Monday, September 27, 2004

Are Savings Bond rates too low?

If I bought a $1,000 Savings Bond today for $500 and it takes 20 years for it to reach face value, thats only $25 a year interest. This doesn't seem like much and I am sure there are other places to invest that would yield higher returns and high security. If I could find a higher yielding interest rate with security would it be more prudent to invest there? Tom's response The "20 years to reach face value" feature of Series EE Savings Bonds is a guaranteed minimum. If the prevailing level of interest rates goes up, today's EE bonds could reach face value much sooner than that. In the context of continuously changing interest rates, the key difference between Savings Bonds and the alternative investments is that Savings Bond interest rates adjust every six months. With CDs, you lock-in today's rate for the term of the CD. When interest rates are low, as they are now, the better option is to go with the adjustable-rate option, so that you'll automatically get increasing returns as rates go back up.
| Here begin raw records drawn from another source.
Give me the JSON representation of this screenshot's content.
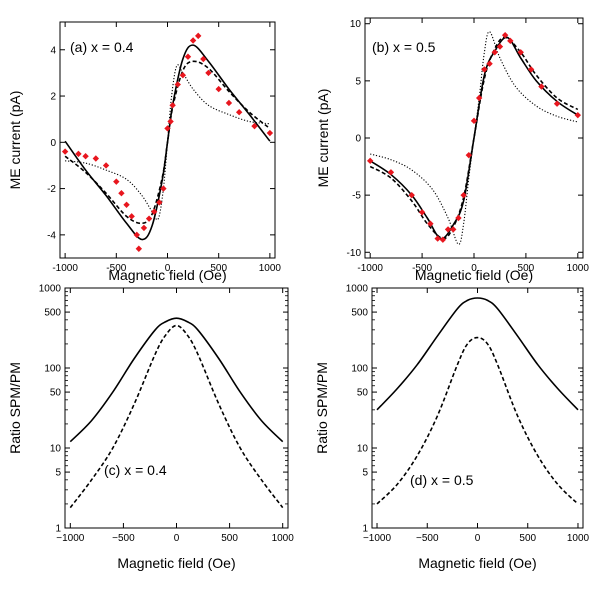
{
  "figure": {
    "background": "#ffffff",
    "line_color": "#000000",
    "marker_color": "#e8161e"
  },
  "chart_data": [
    {
      "id": "a",
      "type": "line",
      "title": "(a) x = 0.4",
      "xlabel": "Magnetic field (Oe)",
      "ylabel": "ME current (pA)",
      "xlim": [
        -1050,
        1050
      ],
      "ylim": [
        -5,
        5.2
      ],
      "yscale": "linear",
      "xticks": [
        -1000,
        -500,
        0,
        500,
        1000
      ],
      "xtick_labels": [
        "-1000",
        "-500",
        "0",
        "500",
        "1000"
      ],
      "yticks": [
        -4,
        -2,
        0,
        2,
        4
      ],
      "ytick_labels": [
        "-4",
        "-2",
        "0",
        "2",
        "4"
      ],
      "series": [
        {
          "name": "solid",
          "style": "solid",
          "points": [
            [
              -1000,
              0.05
            ],
            [
              -800,
              -1.2
            ],
            [
              -600,
              -2.3
            ],
            [
              -400,
              -3.5
            ],
            [
              -250,
              -4.2
            ],
            [
              -150,
              -3.6
            ],
            [
              -50,
              -1.6
            ],
            [
              0,
              0
            ],
            [
              50,
              1.6
            ],
            [
              150,
              3.6
            ],
            [
              250,
              4.2
            ],
            [
              400,
              3.5
            ],
            [
              600,
              2.3
            ],
            [
              800,
              1.2
            ],
            [
              1000,
              0.05
            ]
          ]
        },
        {
          "name": "dashed",
          "style": "dashed",
          "points": [
            [
              -1000,
              -0.6
            ],
            [
              -800,
              -1.3
            ],
            [
              -600,
              -2.2
            ],
            [
              -400,
              -3.2
            ],
            [
              -250,
              -3.5
            ],
            [
              -150,
              -3.1
            ],
            [
              -50,
              -1.5
            ],
            [
              0,
              0
            ],
            [
              50,
              1.5
            ],
            [
              150,
              3.1
            ],
            [
              250,
              3.5
            ],
            [
              400,
              3.2
            ],
            [
              600,
              2.2
            ],
            [
              800,
              1.3
            ],
            [
              1000,
              0.6
            ]
          ]
        },
        {
          "name": "dotted",
          "style": "dotted",
          "points": [
            [
              -1000,
              -0.8
            ],
            [
              -800,
              -0.9
            ],
            [
              -600,
              -1.2
            ],
            [
              -400,
              -1.6
            ],
            [
              -250,
              -2.3
            ],
            [
              -150,
              -3.0
            ],
            [
              -90,
              -3.3
            ],
            [
              -40,
              -2.0
            ],
            [
              0,
              0
            ],
            [
              40,
              2.0
            ],
            [
              90,
              3.3
            ],
            [
              150,
              3.0
            ],
            [
              250,
              2.3
            ],
            [
              400,
              1.6
            ],
            [
              600,
              1.2
            ],
            [
              800,
              0.9
            ],
            [
              1000,
              0.8
            ]
          ]
        }
      ],
      "markers": {
        "name": "measured",
        "points": [
          [
            -1000,
            -0.4
          ],
          [
            -870,
            -0.5
          ],
          [
            -800,
            -0.6
          ],
          [
            -700,
            -0.7
          ],
          [
            -600,
            -1.0
          ],
          [
            -500,
            -1.7
          ],
          [
            -450,
            -2.2
          ],
          [
            -400,
            -2.7
          ],
          [
            -350,
            -3.2
          ],
          [
            -300,
            -4.0
          ],
          [
            -280,
            -4.6
          ],
          [
            -230,
            -3.7
          ],
          [
            -180,
            -3.3
          ],
          [
            -130,
            -3.0
          ],
          [
            -80,
            -2.6
          ],
          [
            -40,
            -2.0
          ],
          [
            0,
            0.6
          ],
          [
            30,
            0.9
          ],
          [
            50,
            1.6
          ],
          [
            100,
            2.5
          ],
          [
            150,
            2.9
          ],
          [
            200,
            3.7
          ],
          [
            250,
            4.4
          ],
          [
            300,
            4.6
          ],
          [
            350,
            3.6
          ],
          [
            400,
            3.0
          ],
          [
            500,
            2.3
          ],
          [
            600,
            1.7
          ],
          [
            700,
            1.3
          ],
          [
            850,
            0.7
          ],
          [
            1000,
            0.4
          ]
        ]
      }
    },
    {
      "id": "b",
      "type": "line",
      "title": "(b) x = 0.5",
      "xlabel": "Magnetic field (Oe)",
      "ylabel": "ME current (pA)",
      "xlim": [
        -1050,
        1050
      ],
      "ylim": [
        -10.5,
        10.5
      ],
      "yscale": "linear",
      "xticks": [
        -1000,
        -500,
        0,
        500,
        1000
      ],
      "xtick_labels": [
        "-1000",
        "-500",
        "0",
        "500",
        "1000"
      ],
      "yticks": [
        -10,
        -5,
        0,
        5,
        10
      ],
      "ytick_labels": [
        "-10",
        "-5",
        "0",
        "5",
        "10"
      ],
      "series": [
        {
          "name": "solid",
          "style": "solid",
          "points": [
            [
              -1000,
              -2.0
            ],
            [
              -800,
              -3.2
            ],
            [
              -600,
              -5.0
            ],
            [
              -450,
              -7.0
            ],
            [
              -320,
              -8.8
            ],
            [
              -200,
              -7.6
            ],
            [
              -100,
              -5.5
            ],
            [
              0,
              0
            ],
            [
              100,
              5.5
            ],
            [
              200,
              7.6
            ],
            [
              320,
              8.8
            ],
            [
              450,
              7.0
            ],
            [
              600,
              5.0
            ],
            [
              800,
              3.2
            ],
            [
              1000,
              2.0
            ]
          ]
        },
        {
          "name": "dashed",
          "style": "dashed",
          "points": [
            [
              -1000,
              -2.5
            ],
            [
              -800,
              -3.5
            ],
            [
              -600,
              -5.5
            ],
            [
              -450,
              -7.5
            ],
            [
              -300,
              -8.8
            ],
            [
              -200,
              -7.8
            ],
            [
              -100,
              -5.2
            ],
            [
              0,
              0
            ],
            [
              100,
              5.2
            ],
            [
              200,
              7.8
            ],
            [
              300,
              8.8
            ],
            [
              450,
              7.5
            ],
            [
              600,
              5.5
            ],
            [
              800,
              3.5
            ],
            [
              1000,
              2.5
            ]
          ]
        },
        {
          "name": "dotted",
          "style": "dotted",
          "points": [
            [
              -1000,
              -1.4
            ],
            [
              -800,
              -1.9
            ],
            [
              -600,
              -2.8
            ],
            [
              -400,
              -4.5
            ],
            [
              -250,
              -7.0
            ],
            [
              -150,
              -9.3
            ],
            [
              -100,
              -7.5
            ],
            [
              -50,
              -3.5
            ],
            [
              0,
              0
            ],
            [
              50,
              3.5
            ],
            [
              100,
              7.5
            ],
            [
              150,
              9.3
            ],
            [
              250,
              7.0
            ],
            [
              400,
              4.5
            ],
            [
              600,
              2.8
            ],
            [
              800,
              1.9
            ],
            [
              1000,
              1.4
            ]
          ]
        }
      ],
      "markers": {
        "name": "measured",
        "points": [
          [
            -1000,
            -2.0
          ],
          [
            -800,
            -3.0
          ],
          [
            -600,
            -5.0
          ],
          [
            -500,
            -6.5
          ],
          [
            -420,
            -7.5
          ],
          [
            -350,
            -8.8
          ],
          [
            -300,
            -8.9
          ],
          [
            -250,
            -8.0
          ],
          [
            -200,
            -8.0
          ],
          [
            -150,
            -7.0
          ],
          [
            -100,
            -5.0
          ],
          [
            -50,
            -1.5
          ],
          [
            0,
            1.5
          ],
          [
            50,
            3.5
          ],
          [
            100,
            6.0
          ],
          [
            150,
            6.5
          ],
          [
            200,
            7.5
          ],
          [
            250,
            8.0
          ],
          [
            300,
            9.0
          ],
          [
            350,
            8.5
          ],
          [
            450,
            7.5
          ],
          [
            550,
            6.0
          ],
          [
            650,
            4.5
          ],
          [
            800,
            3.0
          ],
          [
            1000,
            2.0
          ]
        ]
      }
    },
    {
      "id": "c",
      "type": "line",
      "title": "(c) x = 0.4",
      "xlabel": "Magnetic field (Oe)",
      "ylabel": "Ratio SPM/PM",
      "xlim": [
        -1050,
        1050
      ],
      "ylim": [
        1,
        1000
      ],
      "yscale": "log",
      "xticks": [
        -1000,
        -500,
        0,
        500,
        1000
      ],
      "xtick_labels": [
        "−1000",
        "−500",
        "0",
        "500",
        "1000"
      ],
      "yticks": [
        1,
        5,
        10,
        50,
        100,
        500,
        1000
      ],
      "ytick_labels": [
        "1",
        "5",
        "10",
        "50",
        "100",
        "500",
        "1000"
      ],
      "series": [
        {
          "name": "solid",
          "style": "solid",
          "points": [
            [
              -1000,
              12
            ],
            [
              -800,
              22
            ],
            [
              -600,
              50
            ],
            [
              -400,
              130
            ],
            [
              -200,
              300
            ],
            [
              -100,
              380
            ],
            [
              0,
              420
            ],
            [
              100,
              380
            ],
            [
              200,
              300
            ],
            [
              400,
              130
            ],
            [
              600,
              50
            ],
            [
              800,
              22
            ],
            [
              1000,
              12
            ]
          ]
        },
        {
          "name": "dashed",
          "style": "dashed",
          "points": [
            [
              -1000,
              1.8
            ],
            [
              -800,
              4
            ],
            [
              -600,
              10
            ],
            [
              -400,
              35
            ],
            [
              -200,
              150
            ],
            [
              -100,
              260
            ],
            [
              0,
              340
            ],
            [
              100,
              260
            ],
            [
              200,
              150
            ],
            [
              400,
              35
            ],
            [
              600,
              10
            ],
            [
              800,
              4
            ],
            [
              1000,
              1.8
            ]
          ]
        }
      ]
    },
    {
      "id": "d",
      "type": "line",
      "title": "(d) x = 0.5",
      "xlabel": "Magnetic field (Oe)",
      "ylabel": "Ratio SPM/PM",
      "xlim": [
        -1050,
        1050
      ],
      "ylim": [
        1,
        1000
      ],
      "yscale": "log",
      "xticks": [
        -1000,
        -500,
        0,
        500,
        1000
      ],
      "xtick_labels": [
        "−1000",
        "−500",
        "0",
        "500",
        "1000"
      ],
      "yticks": [
        1,
        5,
        10,
        50,
        100,
        500,
        1000
      ],
      "ytick_labels": [
        "1",
        "5",
        "10",
        "50",
        "100",
        "500",
        "1000"
      ],
      "series": [
        {
          "name": "solid",
          "style": "solid",
          "points": [
            [
              -1000,
              30
            ],
            [
              -800,
              55
            ],
            [
              -600,
              110
            ],
            [
              -400,
              250
            ],
            [
              -200,
              550
            ],
            [
              -100,
              700
            ],
            [
              0,
              750
            ],
            [
              100,
              700
            ],
            [
              200,
              550
            ],
            [
              400,
              250
            ],
            [
              600,
              110
            ],
            [
              800,
              55
            ],
            [
              1000,
              30
            ]
          ]
        },
        {
          "name": "dashed",
          "style": "dashed",
          "points": [
            [
              -1000,
              2
            ],
            [
              -800,
              3.5
            ],
            [
              -600,
              8
            ],
            [
              -400,
              25
            ],
            [
              -200,
              110
            ],
            [
              -100,
              200
            ],
            [
              0,
              240
            ],
            [
              100,
              200
            ],
            [
              200,
              110
            ],
            [
              400,
              25
            ],
            [
              600,
              8
            ],
            [
              800,
              3.5
            ],
            [
              1000,
              2
            ]
          ]
        }
      ]
    }
  ]
}
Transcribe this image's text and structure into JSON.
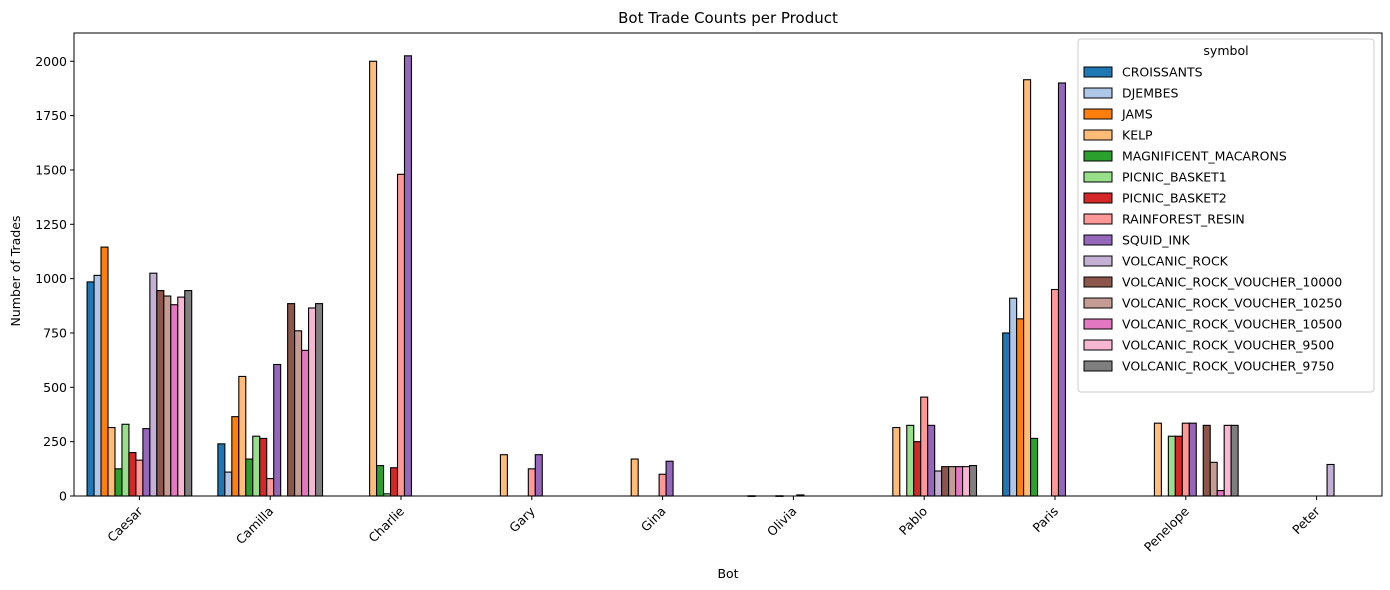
{
  "chart_data": {
    "type": "bar",
    "title": "Bot Trade Counts per Product",
    "xlabel": "Bot",
    "ylabel": "Number of Trades",
    "ylim": [
      0,
      2130
    ],
    "yticks": [
      0,
      250,
      500,
      750,
      1000,
      1250,
      1500,
      1750,
      2000
    ],
    "grid": false,
    "legend_title": "symbol",
    "legend_position": "top-right",
    "categories": [
      "Caesar",
      "Camilla",
      "Charlie",
      "Gary",
      "Gina",
      "Olivia",
      "Pablo",
      "Paris",
      "Penelope",
      "Peter"
    ],
    "series": [
      {
        "name": "CROISSANTS",
        "color": "#1f77b4",
        "values": [
          985,
          240,
          0,
          0,
          0,
          0,
          0,
          750,
          0,
          0
        ]
      },
      {
        "name": "DJEMBES",
        "color": "#aec7e8",
        "values": [
          1015,
          110,
          0,
          0,
          0,
          1,
          0,
          910,
          0,
          0
        ]
      },
      {
        "name": "JAMS",
        "color": "#ff7f0e",
        "values": [
          1145,
          365,
          0,
          0,
          0,
          0,
          0,
          815,
          0,
          0
        ]
      },
      {
        "name": "KELP",
        "color": "#ffbb78",
        "values": [
          315,
          550,
          2000,
          190,
          170,
          0,
          315,
          1915,
          335,
          0
        ]
      },
      {
        "name": "MAGNIFICENT_MACARONS",
        "color": "#2ca02c",
        "values": [
          125,
          170,
          140,
          0,
          0,
          0,
          0,
          265,
          0,
          0
        ]
      },
      {
        "name": "PICNIC_BASKET1",
        "color": "#98df8a",
        "values": [
          330,
          275,
          10,
          0,
          0,
          1,
          325,
          0,
          275,
          0
        ]
      },
      {
        "name": "PICNIC_BASKET2",
        "color": "#d62728",
        "values": [
          200,
          265,
          130,
          0,
          0,
          0,
          250,
          0,
          275,
          0
        ]
      },
      {
        "name": "RAINFOREST_RESIN",
        "color": "#ff9896",
        "values": [
          165,
          80,
          1480,
          125,
          100,
          0,
          455,
          950,
          335,
          0
        ]
      },
      {
        "name": "SQUID_INK",
        "color": "#9467bd",
        "values": [
          310,
          605,
          2025,
          190,
          160,
          5,
          325,
          1900,
          335,
          0
        ]
      },
      {
        "name": "VOLCANIC_ROCK",
        "color": "#c5b0d5",
        "values": [
          1025,
          0,
          0,
          0,
          0,
          0,
          115,
          0,
          0,
          145
        ]
      },
      {
        "name": "VOLCANIC_ROCK_VOUCHER_10000",
        "color": "#8c564b",
        "values": [
          945,
          885,
          0,
          0,
          0,
          0,
          135,
          0,
          325,
          0
        ]
      },
      {
        "name": "VOLCANIC_ROCK_VOUCHER_10250",
        "color": "#c49c94",
        "values": [
          920,
          760,
          0,
          0,
          0,
          0,
          135,
          0,
          155,
          0
        ]
      },
      {
        "name": "VOLCANIC_ROCK_VOUCHER_10500",
        "color": "#e377c2",
        "values": [
          880,
          670,
          0,
          0,
          0,
          0,
          135,
          0,
          25,
          0
        ]
      },
      {
        "name": "VOLCANIC_ROCK_VOUCHER_9500",
        "color": "#f7b6d2",
        "values": [
          915,
          865,
          0,
          0,
          0,
          0,
          135,
          0,
          325,
          0
        ]
      },
      {
        "name": "VOLCANIC_ROCK_VOUCHER_9750",
        "color": "#7f7f7f",
        "values": [
          945,
          885,
          0,
          0,
          0,
          0,
          140,
          0,
          325,
          0
        ]
      }
    ]
  }
}
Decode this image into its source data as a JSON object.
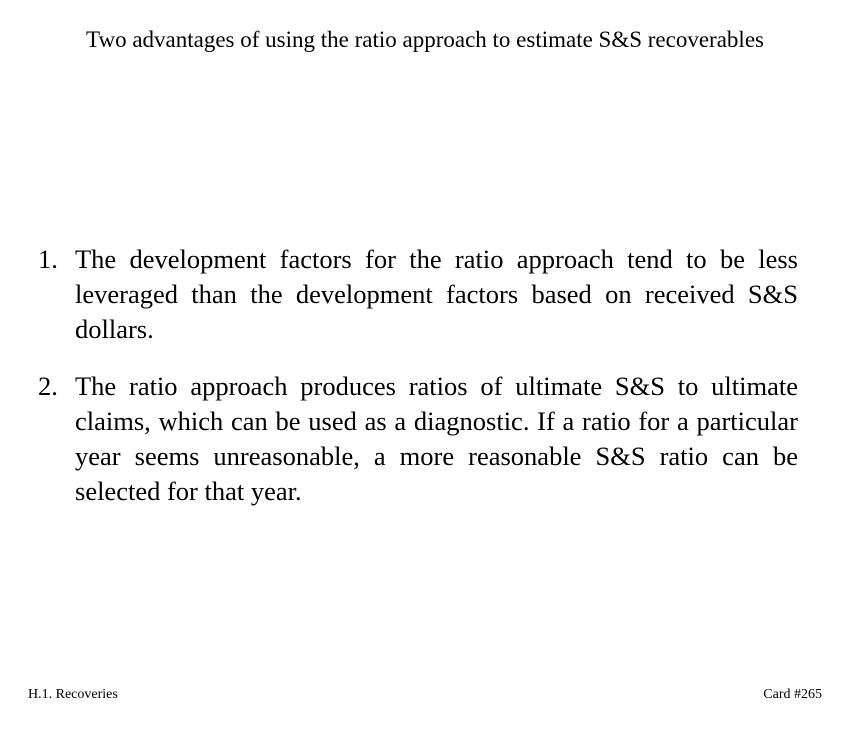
{
  "title": "Two advantages of using the ratio approach to estimate S&S recoverables",
  "items": [
    {
      "number": "1.",
      "text": "The development factors for the ratio approach tend to be less leveraged than the development factors based on received S&S dollars."
    },
    {
      "number": "2.",
      "text": "The ratio approach produces ratios of ultimate S&S to ultimate claims, which can be used as a diagnostic. If a ratio for a particular year seems unreasonable, a more reasonable S&S ratio can be selected for that year."
    }
  ],
  "footer": {
    "section": "H.1. Recoveries",
    "card": "Card #265"
  }
}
When interest rates are high, on the other hand, it's better to lock in the high rate for several years with a CD or other fixed-rate investment. That said, there are investments that have historically earned more than Savings Bonds, but there are also investments that have done much worse. Savings Bonds are very safe and consequently don't earn much. As you move into other investments you increase your risk in return for the chance to earn more. The prudent thing to do is to build a foundation of at least six-months worth of income in low-risk investments, then begin to diversify your holdings by adding higher-risk investments to your portfolio.